I borrowed a combustion leak detector. It's the one that uses a a dark fluid and a device that resembles a "turkey-baster". The device draws air from the radiator air pocket and bubbles it through the fluid in the device. If the fluid turns yellow, the presence of CO2 has been detected which indicates combustion leak into the coolant. This check came back negative. This is good news....
As the radiator cap was another suggestion, and since this cap is many years old (not the original cap, but more than 6 years old), I just went ahead and replaced it. Hopefully, this will be the culprit. I'll report back in a few days....
Thanks for the possibility of an EGR valve. Would such a behavior show up as a fault? Or, would I see any evidence of a failing/faulty EGR valve? As a side note, I did notice a good deal of soot/oily gunk in the intake manifold when I was cleaning the throttle body. Is this normal?
I've taken over the driving the minivan since my wife experienced the recent overheating two weeks ago. I'm paying close attention to the behavior, coolant levels, fan behavior , etc.

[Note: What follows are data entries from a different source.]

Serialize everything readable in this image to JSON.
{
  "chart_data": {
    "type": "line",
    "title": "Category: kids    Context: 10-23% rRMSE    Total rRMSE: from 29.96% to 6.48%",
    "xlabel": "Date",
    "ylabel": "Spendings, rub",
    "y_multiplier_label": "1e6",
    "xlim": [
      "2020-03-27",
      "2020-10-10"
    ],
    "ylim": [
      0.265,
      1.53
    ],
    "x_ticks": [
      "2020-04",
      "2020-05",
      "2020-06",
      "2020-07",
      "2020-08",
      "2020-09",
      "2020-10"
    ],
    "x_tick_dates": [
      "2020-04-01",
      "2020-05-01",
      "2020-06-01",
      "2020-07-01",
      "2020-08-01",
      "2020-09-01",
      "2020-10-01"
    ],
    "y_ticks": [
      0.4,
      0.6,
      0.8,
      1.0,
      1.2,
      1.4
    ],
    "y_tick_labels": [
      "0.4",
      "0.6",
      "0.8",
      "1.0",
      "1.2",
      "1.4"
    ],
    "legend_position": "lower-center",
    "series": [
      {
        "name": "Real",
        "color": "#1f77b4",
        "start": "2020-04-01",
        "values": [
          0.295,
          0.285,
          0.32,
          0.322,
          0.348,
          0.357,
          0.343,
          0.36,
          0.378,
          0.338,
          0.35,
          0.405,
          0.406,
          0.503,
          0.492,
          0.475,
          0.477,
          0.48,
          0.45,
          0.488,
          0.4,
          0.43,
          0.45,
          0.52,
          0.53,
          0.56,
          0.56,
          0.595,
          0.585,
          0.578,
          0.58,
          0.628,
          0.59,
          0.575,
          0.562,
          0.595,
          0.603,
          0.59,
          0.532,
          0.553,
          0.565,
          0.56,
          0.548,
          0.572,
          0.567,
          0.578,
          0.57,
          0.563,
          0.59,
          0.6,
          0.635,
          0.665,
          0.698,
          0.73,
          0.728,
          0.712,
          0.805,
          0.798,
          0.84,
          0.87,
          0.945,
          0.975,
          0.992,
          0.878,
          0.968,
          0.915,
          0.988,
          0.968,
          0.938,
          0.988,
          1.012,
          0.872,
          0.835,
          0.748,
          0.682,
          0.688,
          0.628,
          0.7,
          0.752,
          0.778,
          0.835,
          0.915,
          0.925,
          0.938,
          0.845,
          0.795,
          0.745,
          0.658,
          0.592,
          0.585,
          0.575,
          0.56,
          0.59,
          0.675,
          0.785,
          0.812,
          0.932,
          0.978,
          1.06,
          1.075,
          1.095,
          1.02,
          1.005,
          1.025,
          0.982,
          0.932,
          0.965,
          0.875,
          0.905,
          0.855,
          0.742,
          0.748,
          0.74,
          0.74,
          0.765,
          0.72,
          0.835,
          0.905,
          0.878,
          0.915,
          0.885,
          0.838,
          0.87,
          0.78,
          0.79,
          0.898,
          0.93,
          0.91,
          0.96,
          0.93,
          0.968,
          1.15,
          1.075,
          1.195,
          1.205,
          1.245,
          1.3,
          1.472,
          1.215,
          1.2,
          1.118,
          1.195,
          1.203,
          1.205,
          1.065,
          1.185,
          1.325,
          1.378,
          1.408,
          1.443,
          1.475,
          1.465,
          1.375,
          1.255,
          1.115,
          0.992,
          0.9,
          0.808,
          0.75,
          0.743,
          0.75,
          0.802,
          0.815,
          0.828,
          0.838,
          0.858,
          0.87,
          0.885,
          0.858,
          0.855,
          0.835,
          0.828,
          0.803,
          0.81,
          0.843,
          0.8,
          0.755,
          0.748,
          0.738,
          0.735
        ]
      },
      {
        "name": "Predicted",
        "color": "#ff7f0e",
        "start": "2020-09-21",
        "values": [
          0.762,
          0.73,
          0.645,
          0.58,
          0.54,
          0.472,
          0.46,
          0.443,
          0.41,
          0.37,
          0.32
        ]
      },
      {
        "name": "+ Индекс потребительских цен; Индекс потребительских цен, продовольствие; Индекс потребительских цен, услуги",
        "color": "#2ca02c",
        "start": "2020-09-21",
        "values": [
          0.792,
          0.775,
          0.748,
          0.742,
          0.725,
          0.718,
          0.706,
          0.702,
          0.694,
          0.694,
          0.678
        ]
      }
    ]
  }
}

This is what I've recently experienced:
1. Not losing/leaking/dripping any coolant.
2. On the interstate at 65'ish it will begin to overheat; by switching to full cabin heat, the temp returns to normal.
3. After a short trip (like ten miles going to work in the morning), the fans will be on as I pull into my parking space. The seemingly odd thing is the temp gauge is indicating slightly under midpoint of gauge. In past years, the temp is right on the midpoint of the gauge. I've just replaced the sensor (located near the thermostat). Is there another sensor in the system? I'm puzzled by this fan behavior. I wonder if it is coming on, including driving at speed on the interstate, and actually causing an air flow resistance?
I am not discounting your suggestion of a head gasket problem. Before diving into a job that big, I want to be sure. Any suggestions on ruling out the egr valve as MrTinker suggested earlier?